A modern-day Silk Road is emerging, and traffic on it is building up.

These explorers aren’t traversing routes across continents, but instead are seeking scientific and agricultural alchemy to produce a sort of holy grail in apparel: commercial amounts of spider silk.

Spider silk is a multi-purpose fiber able to be transformed into surgical bandages, sports gear, musical strings, or body armor, says David Brigham, founder and CEO of EntoGenetics in Charlotte, NC. The military uses, in particular, motivate Brigham, a biochemist and geneticist by training. “Soldiers need better, lighter protection,” he says.

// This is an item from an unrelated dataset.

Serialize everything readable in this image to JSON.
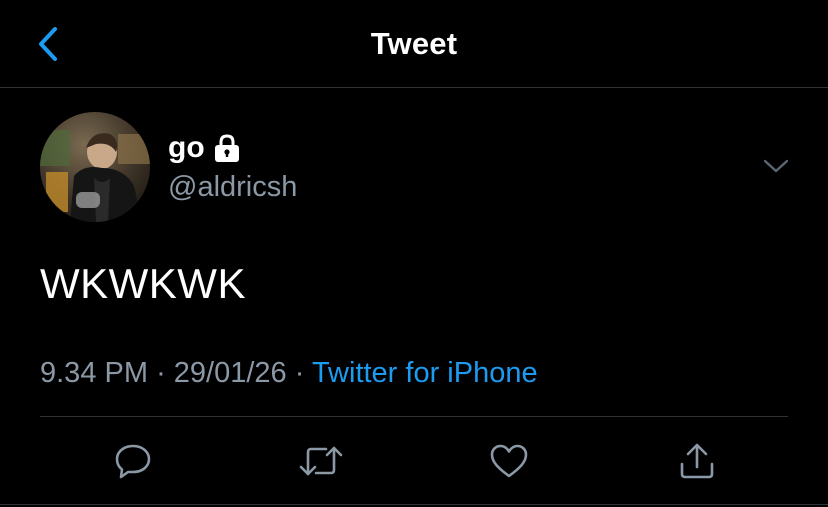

Spider silk has long been the ultimate textile target. Its beauty was coveted by royalty; Louis XIV of France supposedly had gloves, stockings, and even a full suit made from the weaves of the golden orb spider of Madagascar.

These days it’s the silk’s strength—touted as five times as strong as steel, and as tough as Kevlar but more elastic—that’s attracting attention. Stopping a runaway train from flying off the tracks using spider webs may not only be the realm of Hollywood.

But replicating that material on a scale useful for a modern-day superhero, or mere mortal, has been elusive. Spiders don’t really take to being domesticated for farm work (they get restless minutes into the “milking” process and tend toward cannibalism), so it’s difficult to harvest enough thread for a commercial apparel operation.